The story centers on a big Hollywood war movie on its way down the tubes. It's "a month behind schedule five days into shooting," thanks to its ego-driven stars—a failing former action hero (Stiller), a heroin-addicted, sloppy comic branching out into drama (Jack Black), and a multi-Oscar-winning Method actor who says he doesn't drop character until the DVD commentary (Robert Downey Jr.). When they blow a catastrophically expensive take (in a gag borrowed from Peter Sellers' The Party), harried director Steve Coogan and the crazed vet whose Vietnam memoir forms the basis for the film (Nick Nolte) conspire to throw the stars into the jungles of Southeast Asia and let them fend for themselves, with the cameras rolling to capture their improv adventure. Naturally, that plan quickly falls apart.
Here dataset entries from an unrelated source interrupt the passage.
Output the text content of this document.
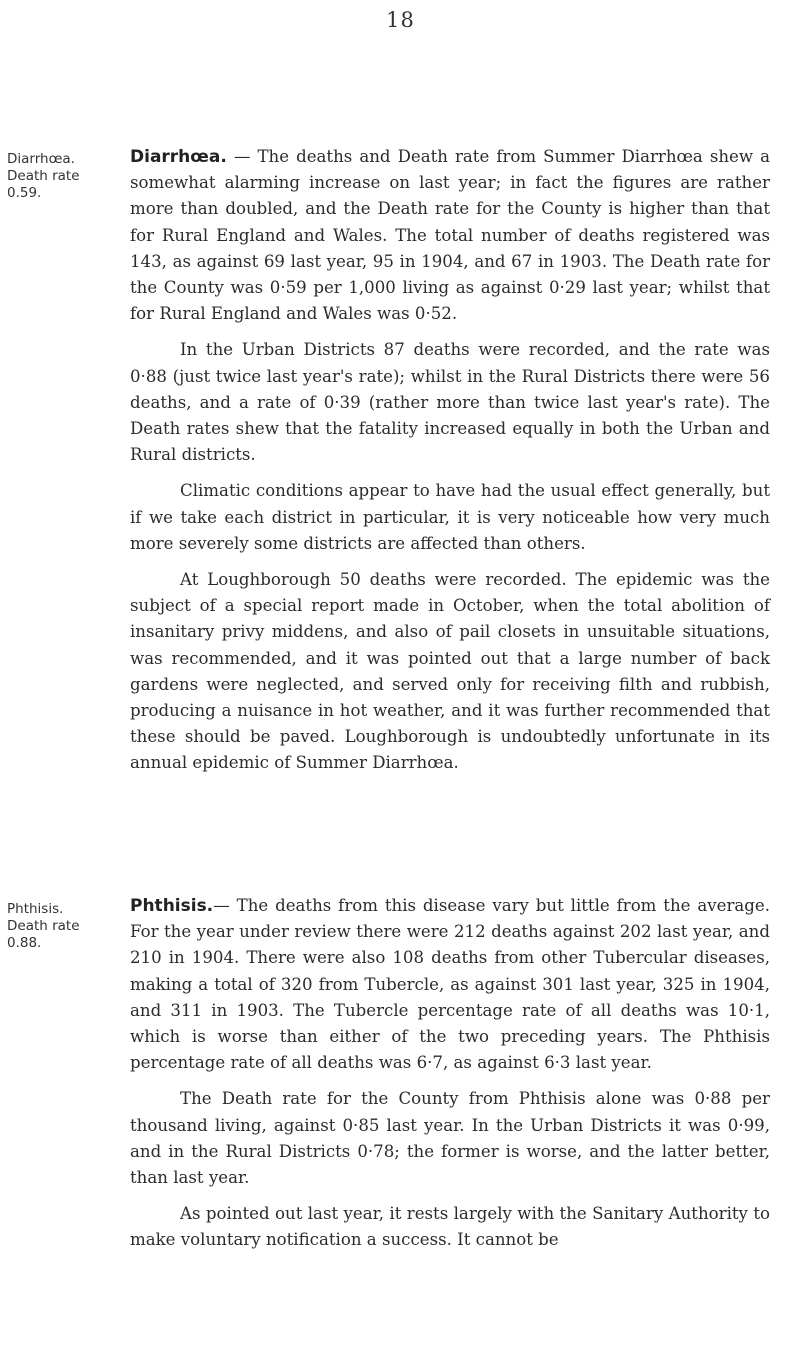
18
Diarrhœa.
Death rate
0.59.

Diarrhœa. — The deaths and Death rate from Summer Diarrhœa shew a somewhat alarming increase on last year; in fact the figures are rather more than doubled, and the Death rate for the County is higher than that for Rural England and Wales. The total number of deaths registered was 143, as against 69 last year, 95 in 1904, and 67 in 1903. The Death rate for the County was 0·59 per 1,000 living as against 0·29 last year; whilst that for Rural England and Wales was 0·52.

In the Urban Districts 87 deaths were recorded, and the rate was 0·88 (just twice last year's rate); whilst in the Rural Districts there were 56 deaths, and a rate of 0·39 (rather more than twice last year's rate). The Death rates shew that the fatality increased equally in both the Urban and Rural districts.

Climatic conditions appear to have had the usual effect generally, but if we take each district in particular, it is very noticeable how very much more severely some districts are affected than others.

At Loughborough 50 deaths were recorded. The epidemic was the subject of a special report made in October, when the total abolition of insanitary privy middens, and also of pail closets in unsuitable situations, was recommended, and it was pointed out that a large number of back gardens were neglected, and served only for receiving filth and rubbish, producing a nuisance in hot weather, and it was further recommended that these should be paved. Loughborough is undoubtedly unfortunate in its annual epidemic of Summer Diarrhœa.

Phthisis.
Death rate
0.88.

Phthisis.— The deaths from this disease vary but little from the average. For the year under review there were 212 deaths against 202 last year, and 210 in 1904. There were also 108 deaths from other Tubercular diseases, making a total of 320 from Tubercle, as against 301 last year, 325 in 1904, and 311 in 1903. The Tubercle percentage rate of all deaths was 10·1, which is worse than either of the two preceding years. The Phthisis percentage rate of all deaths was 6·7, as against 6·3 last year.

The Death rate for the County from Phthisis alone was 0·88 per thousand living, against 0·85 last year. In the Urban Districts it was 0·99, and in the Rural Districts 0·78; the former is worse, and the latter better, than last year.

As pointed out last year, it rests largely with the Sanitary Authority to make voluntary notification a success. It cannot be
Meanwhile, on the home front, Stiller's agent (Matthew McConaughey) misunderstands the situation, while the picture's snarling, villainous producer (an eerily balding, hairy, muscled Tom Cruise) sets him straight.
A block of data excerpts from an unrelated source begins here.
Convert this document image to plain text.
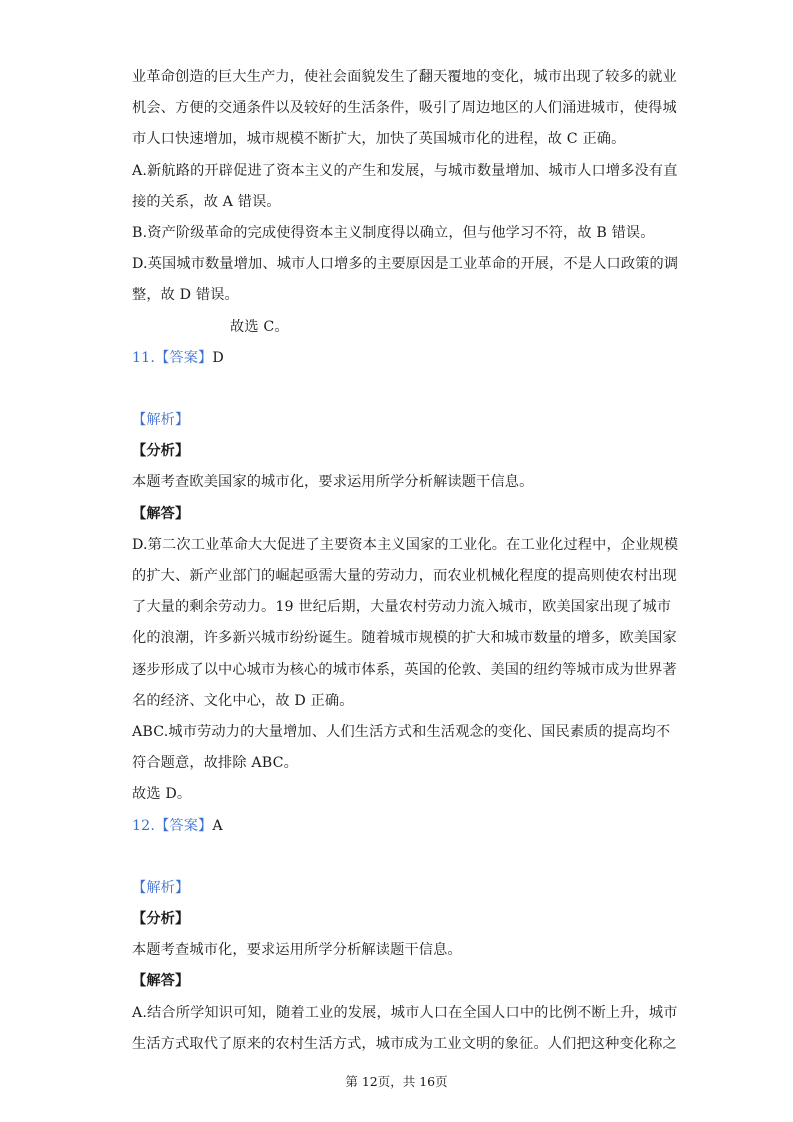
业革命创造的巨大生产力，使社会面貌发生了翻天覆地的变化，城市出现了较多的就业
机会、方便的交通条件以及较好的生活条件，吸引了周边地区的人们涌进城市，使得城
市人口快速增加，城市规模不断扩大，加快了英国城市化的进程，故 C 正确。
A.新航路的开辟促进了资本主义的产生和发展，与城市数量增加、城市人口增多没有直
接的关系，故 A 错误。
B.资产阶级革命的完成使得资本主义制度得以确立，但与他学习不符，故 B 错误。
D.英国城市数量增加、城市人口增多的主要原因是工业革命的开展，不是人口政策的调
整，故 D 错误。
故选 C。
11.【答案】D
【解析】
【分析】
本题考查欧美国家的城市化，要求运用所学分析解读题干信息。
【解答】
D.第二次工业革命大大促进了主要资本主义国家的工业化。在工业化过程中，企业规模
的扩大、新产业部门的崛起亟需大量的劳动力，而农业机械化程度的提高则使农村出现
了大量的剩余劳动力。19 世纪后期，大量农村劳动力流入城市，欧美国家出现了城市
化的浪潮，许多新兴城市纷纷诞生。随着城市规模的扩大和城市数量的增多，欧美国家
逐步形成了以中心城市为核心的城市体系，英国的伦敦、美国的纽约等城市成为世界著
名的经济、文化中心，故 D 正确。
ABC.城市劳动力的大量增加、人们生活方式和生活观念的变化、国民素质的提高均不
符合题意，故排除 ABC。
故选 D。
12.【答案】A
【解析】
【分析】
本题考查城市化，要求运用所学分析解读题干信息。
【解答】
A.结合所学知识可知，随着工业的发展，城市人口在全国人口中的比例不断上升，城市
生活方式取代了原来的农村生活方式，城市成为工业文明的象征。人们把这种变化称之
第 12页，共 16页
With so many big names and outsized characters at hand, Tropic Thunder easily could have become overstuffed or overblown, and its broad, lowbrow humor rarely reaches beyond "Bad films and bad actors are funny!" Stiller and his co-writers fix both problems by cranking up the speed, zipping fleetly from one gag to the next so fast that there's no time to focus on flaws. The film only pauses when lingering over Cruise's foul-mouthed studio tyrant, for two good reasons: The way he throws himself into his grotesquely cartoony character, deliberately playing against type, is a total hoot, and it typifies the way everyone in the film goes for the most outrageous and infectiously laughable take on the material. Maybe Stiller just seems stilted because he's the only one here who isn't playing to the rafters.